Bangladesh rules out establishing diplomatic ties with Israel

Under fire, information minister clarifies change in passport purely technical, does not mean shift in policy towards Israel.

Bangladesh rules out establishing diplomatic ties with Israel

Bangladesh on Monday ruled out establishing diplomatic relations with Israel amid widespread criticism for a recent change to its passports.

Citing the need to uphold international standards, the government recently removed the words “this passport valid except for Israel.”

Information Minister Hasan Mahmud told reporters in the capital Dhaka that the recent “change in the passport was made in line with international law, and there is nothing for Israel to rejoice in this.”

He said that no matter what the passports say, mutual visits are banned.

“We don’t have any diplomatic relations with Israel and this will remain the same in the future. Israel will be banned or closed for Bangladeshi citizens and it will be the same for the people with Israeli passports for traveling to Bangladesh,” he said.

He also reiterated Bangladesh’s stance on the Palestinian people, saying that its position on Israel has become more integrated with the recent aggression against innocent Palestinians.

Since the South Asian Muslim majority country came into being in 1971, it has openly affirmed its position in favor of Palestine and against the Israeli oppression in the occupied Palestinian territories.

Meanwhile, the Secretary General of the country's main opposition Bangladesh Nationalist Party (BNP), Mirza Fakhrul Islam Alamgir, called the government's decision to remove the words "Israel" from passports an "unprincipled position."

At a press conference, he claimed that the government changed the travel document ban at a time when Israeli forces were brutally attacking Palestinians.

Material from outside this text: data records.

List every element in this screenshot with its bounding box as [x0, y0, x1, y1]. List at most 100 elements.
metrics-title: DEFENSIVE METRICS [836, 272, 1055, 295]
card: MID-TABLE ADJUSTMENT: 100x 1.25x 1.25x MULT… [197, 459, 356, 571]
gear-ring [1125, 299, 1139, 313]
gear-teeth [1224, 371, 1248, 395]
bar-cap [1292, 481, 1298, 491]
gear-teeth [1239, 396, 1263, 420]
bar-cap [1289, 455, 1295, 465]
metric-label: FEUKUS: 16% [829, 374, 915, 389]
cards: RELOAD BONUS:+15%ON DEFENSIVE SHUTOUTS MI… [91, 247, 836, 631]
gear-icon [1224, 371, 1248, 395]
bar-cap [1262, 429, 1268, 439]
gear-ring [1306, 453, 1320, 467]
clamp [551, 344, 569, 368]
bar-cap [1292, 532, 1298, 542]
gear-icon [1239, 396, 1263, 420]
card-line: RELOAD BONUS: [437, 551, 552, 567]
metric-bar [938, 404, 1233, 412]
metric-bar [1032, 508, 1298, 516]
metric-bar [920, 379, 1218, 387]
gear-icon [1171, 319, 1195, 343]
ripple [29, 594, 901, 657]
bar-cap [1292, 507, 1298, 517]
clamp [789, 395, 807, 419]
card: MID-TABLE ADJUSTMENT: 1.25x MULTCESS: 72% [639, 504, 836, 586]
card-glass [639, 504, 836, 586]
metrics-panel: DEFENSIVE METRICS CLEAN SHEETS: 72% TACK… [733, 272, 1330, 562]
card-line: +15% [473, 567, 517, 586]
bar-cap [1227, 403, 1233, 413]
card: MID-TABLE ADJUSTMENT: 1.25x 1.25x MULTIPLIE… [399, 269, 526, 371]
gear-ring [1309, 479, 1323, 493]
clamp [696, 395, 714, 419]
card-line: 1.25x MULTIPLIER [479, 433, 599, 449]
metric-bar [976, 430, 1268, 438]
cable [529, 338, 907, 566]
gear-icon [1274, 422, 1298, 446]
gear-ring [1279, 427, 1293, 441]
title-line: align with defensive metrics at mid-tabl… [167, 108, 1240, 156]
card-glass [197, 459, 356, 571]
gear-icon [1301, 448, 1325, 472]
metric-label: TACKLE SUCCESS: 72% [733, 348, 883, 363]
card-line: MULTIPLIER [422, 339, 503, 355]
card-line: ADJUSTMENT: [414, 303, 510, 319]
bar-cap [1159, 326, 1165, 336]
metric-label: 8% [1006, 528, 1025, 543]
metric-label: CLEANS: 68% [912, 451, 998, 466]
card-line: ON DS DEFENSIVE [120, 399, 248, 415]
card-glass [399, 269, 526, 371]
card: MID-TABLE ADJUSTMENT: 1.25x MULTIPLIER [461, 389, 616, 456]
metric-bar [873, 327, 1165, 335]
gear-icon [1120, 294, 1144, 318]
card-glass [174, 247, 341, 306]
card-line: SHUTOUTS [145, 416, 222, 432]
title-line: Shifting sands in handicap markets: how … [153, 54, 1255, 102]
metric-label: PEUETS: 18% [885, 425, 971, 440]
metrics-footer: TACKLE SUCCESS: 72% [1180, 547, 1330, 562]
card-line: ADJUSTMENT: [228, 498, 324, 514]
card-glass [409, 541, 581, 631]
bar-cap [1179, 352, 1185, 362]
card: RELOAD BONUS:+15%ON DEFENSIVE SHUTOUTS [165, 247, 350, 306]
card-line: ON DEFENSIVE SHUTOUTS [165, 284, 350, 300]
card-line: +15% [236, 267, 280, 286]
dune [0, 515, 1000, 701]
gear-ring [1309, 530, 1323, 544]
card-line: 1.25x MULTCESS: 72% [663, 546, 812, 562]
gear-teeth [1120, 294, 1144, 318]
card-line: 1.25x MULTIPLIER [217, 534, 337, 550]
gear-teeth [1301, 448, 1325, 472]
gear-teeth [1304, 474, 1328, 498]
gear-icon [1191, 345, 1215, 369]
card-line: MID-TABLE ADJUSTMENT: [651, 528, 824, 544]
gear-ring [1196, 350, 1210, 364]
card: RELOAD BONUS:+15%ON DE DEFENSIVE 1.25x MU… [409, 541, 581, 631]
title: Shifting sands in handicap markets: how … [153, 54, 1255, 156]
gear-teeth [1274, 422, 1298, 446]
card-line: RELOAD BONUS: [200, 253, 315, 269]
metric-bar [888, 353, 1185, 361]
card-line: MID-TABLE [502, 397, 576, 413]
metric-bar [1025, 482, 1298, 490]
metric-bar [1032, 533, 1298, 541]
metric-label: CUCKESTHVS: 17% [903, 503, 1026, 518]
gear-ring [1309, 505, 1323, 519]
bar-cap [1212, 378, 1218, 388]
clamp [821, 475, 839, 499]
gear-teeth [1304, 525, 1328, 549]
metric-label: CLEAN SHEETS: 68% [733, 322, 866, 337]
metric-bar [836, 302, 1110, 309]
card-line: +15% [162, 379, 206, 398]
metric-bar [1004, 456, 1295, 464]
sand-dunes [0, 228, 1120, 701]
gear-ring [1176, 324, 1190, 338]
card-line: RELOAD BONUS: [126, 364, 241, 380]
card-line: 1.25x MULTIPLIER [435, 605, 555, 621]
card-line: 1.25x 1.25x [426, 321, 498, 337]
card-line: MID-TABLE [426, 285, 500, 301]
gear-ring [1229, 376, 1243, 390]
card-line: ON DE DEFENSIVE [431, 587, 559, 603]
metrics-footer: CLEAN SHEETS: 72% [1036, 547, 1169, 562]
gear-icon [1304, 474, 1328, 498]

He said the government made the changes to appease "external forces."

Passport change

The deletion of the words "this passport valid except in Israel" had sparked criticism, including on social media, and outrage mounted following a welcoming tweet from the Israeli Foreign Ministry's head for Asia and the Pacific.

The Foreign Ministry had to issue a statement confirming its stance in favor of Palestine and that there will be no change in its foreign policy for Israel.

During Israel's latest attacks on Palestinians, Bangladesh Prime Minister Sheikh Hasina and Foreign Minister AK Abdul Momen reaffirmed their country's support for the legitimate Arab struggle and condemned Tel Aviv for bombing civilians in Gaza.